同樣的話藍田已經說過兩遍了,雲哲對此已經毫無感覺。
衛子夫笑的極爲開心,拉着藍田跟雲哲的手,看看這個,又看看那個,溫柔地對兩個晚輩道:“夫婦之道乃人倫之始,“有夫婦然後有父子,有父子然後有君臣,有君臣然後有上下,有上下然後禮義有所錯。
此爲要義,身爲皇家子嗣,當爲萬世之表率,你們要牢記之。
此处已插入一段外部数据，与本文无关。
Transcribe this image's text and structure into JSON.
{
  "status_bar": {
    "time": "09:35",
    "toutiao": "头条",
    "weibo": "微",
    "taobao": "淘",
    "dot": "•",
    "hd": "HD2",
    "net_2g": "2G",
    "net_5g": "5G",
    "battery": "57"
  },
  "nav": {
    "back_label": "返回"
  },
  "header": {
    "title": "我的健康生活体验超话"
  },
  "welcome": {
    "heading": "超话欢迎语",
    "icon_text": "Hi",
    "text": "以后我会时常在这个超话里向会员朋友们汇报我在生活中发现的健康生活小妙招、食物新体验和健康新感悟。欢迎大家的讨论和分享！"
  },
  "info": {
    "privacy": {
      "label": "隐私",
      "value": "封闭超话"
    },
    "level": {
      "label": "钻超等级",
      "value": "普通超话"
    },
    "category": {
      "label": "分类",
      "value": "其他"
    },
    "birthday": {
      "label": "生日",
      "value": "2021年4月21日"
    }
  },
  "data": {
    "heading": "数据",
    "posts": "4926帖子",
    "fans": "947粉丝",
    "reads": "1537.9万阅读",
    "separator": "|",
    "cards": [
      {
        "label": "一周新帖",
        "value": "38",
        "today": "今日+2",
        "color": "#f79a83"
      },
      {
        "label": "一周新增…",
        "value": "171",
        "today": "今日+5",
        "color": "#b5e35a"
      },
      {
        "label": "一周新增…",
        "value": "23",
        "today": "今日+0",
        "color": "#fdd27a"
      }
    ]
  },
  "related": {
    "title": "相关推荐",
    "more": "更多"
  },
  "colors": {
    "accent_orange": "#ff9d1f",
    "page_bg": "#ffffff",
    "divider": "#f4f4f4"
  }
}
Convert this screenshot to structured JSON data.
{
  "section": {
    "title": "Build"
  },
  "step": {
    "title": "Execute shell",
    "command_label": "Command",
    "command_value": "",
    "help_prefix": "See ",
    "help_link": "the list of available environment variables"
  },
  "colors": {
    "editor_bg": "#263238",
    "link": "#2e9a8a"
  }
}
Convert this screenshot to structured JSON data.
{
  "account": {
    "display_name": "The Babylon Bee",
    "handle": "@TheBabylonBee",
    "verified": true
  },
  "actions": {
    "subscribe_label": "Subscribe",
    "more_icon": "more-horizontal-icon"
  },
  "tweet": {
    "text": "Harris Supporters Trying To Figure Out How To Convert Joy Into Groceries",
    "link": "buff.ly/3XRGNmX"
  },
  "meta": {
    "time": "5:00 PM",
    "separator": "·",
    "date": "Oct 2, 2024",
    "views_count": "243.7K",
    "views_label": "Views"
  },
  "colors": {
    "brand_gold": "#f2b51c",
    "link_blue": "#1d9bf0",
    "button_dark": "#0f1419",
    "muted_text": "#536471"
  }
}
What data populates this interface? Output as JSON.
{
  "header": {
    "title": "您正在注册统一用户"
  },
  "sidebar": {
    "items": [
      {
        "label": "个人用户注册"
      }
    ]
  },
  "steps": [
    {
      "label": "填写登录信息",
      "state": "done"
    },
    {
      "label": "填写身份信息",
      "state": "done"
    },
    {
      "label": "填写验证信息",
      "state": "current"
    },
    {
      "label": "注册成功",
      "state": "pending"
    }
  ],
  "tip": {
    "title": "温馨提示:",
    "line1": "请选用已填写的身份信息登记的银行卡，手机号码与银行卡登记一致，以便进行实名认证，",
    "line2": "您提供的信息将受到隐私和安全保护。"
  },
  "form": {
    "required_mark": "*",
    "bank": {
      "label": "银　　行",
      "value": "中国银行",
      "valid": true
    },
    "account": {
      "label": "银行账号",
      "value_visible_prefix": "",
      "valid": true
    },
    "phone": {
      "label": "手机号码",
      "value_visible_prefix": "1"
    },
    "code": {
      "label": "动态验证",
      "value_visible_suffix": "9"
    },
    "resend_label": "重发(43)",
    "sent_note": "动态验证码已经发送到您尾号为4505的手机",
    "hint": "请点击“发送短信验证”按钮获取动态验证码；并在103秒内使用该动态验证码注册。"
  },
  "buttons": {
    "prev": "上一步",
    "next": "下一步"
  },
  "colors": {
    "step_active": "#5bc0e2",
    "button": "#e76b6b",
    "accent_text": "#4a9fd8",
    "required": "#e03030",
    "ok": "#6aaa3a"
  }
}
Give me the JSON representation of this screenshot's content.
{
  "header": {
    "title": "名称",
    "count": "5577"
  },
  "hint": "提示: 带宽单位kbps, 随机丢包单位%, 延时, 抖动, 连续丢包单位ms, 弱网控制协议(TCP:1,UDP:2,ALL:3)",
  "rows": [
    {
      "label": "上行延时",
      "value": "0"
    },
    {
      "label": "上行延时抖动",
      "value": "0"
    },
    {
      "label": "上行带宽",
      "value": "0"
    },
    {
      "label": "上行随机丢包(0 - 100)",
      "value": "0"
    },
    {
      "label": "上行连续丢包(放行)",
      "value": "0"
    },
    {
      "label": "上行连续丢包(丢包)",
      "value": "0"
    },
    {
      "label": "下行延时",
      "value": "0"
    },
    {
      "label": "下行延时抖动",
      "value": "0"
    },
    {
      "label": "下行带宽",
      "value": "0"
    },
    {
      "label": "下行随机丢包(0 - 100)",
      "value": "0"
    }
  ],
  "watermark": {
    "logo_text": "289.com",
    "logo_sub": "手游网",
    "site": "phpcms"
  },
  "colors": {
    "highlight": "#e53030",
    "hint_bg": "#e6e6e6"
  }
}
”
雲哲,藍田齊齊點頭應是。
衛子夫又笑着對藍田道:“本宮與你母親既爲姐妹,又爲仇敵,然這些年下來,我們之間平安無事者,就是因爲這夫妻之道。
若是將我二人棄之荒野,必定會分出一個你死我活的場面出來,然,陛下居中,我們就能相安無事。
古人言,夫婦者,何謂也?夫者,扶也,以道扶接也;婦者,服也,以禮屈服。
我與你母親就是因爲遵從這些人倫大禮,方纔摒棄前嫌,共同爲你父皇謀劃,爲大漢的萬世基業謀劃。
所以說,婦人當以禮臣服自己的丈夫,丈夫當以道義扶持自己的妻子,這就是天理,任何背離了這個天理的人,就會將自己的家變成血肉戰場。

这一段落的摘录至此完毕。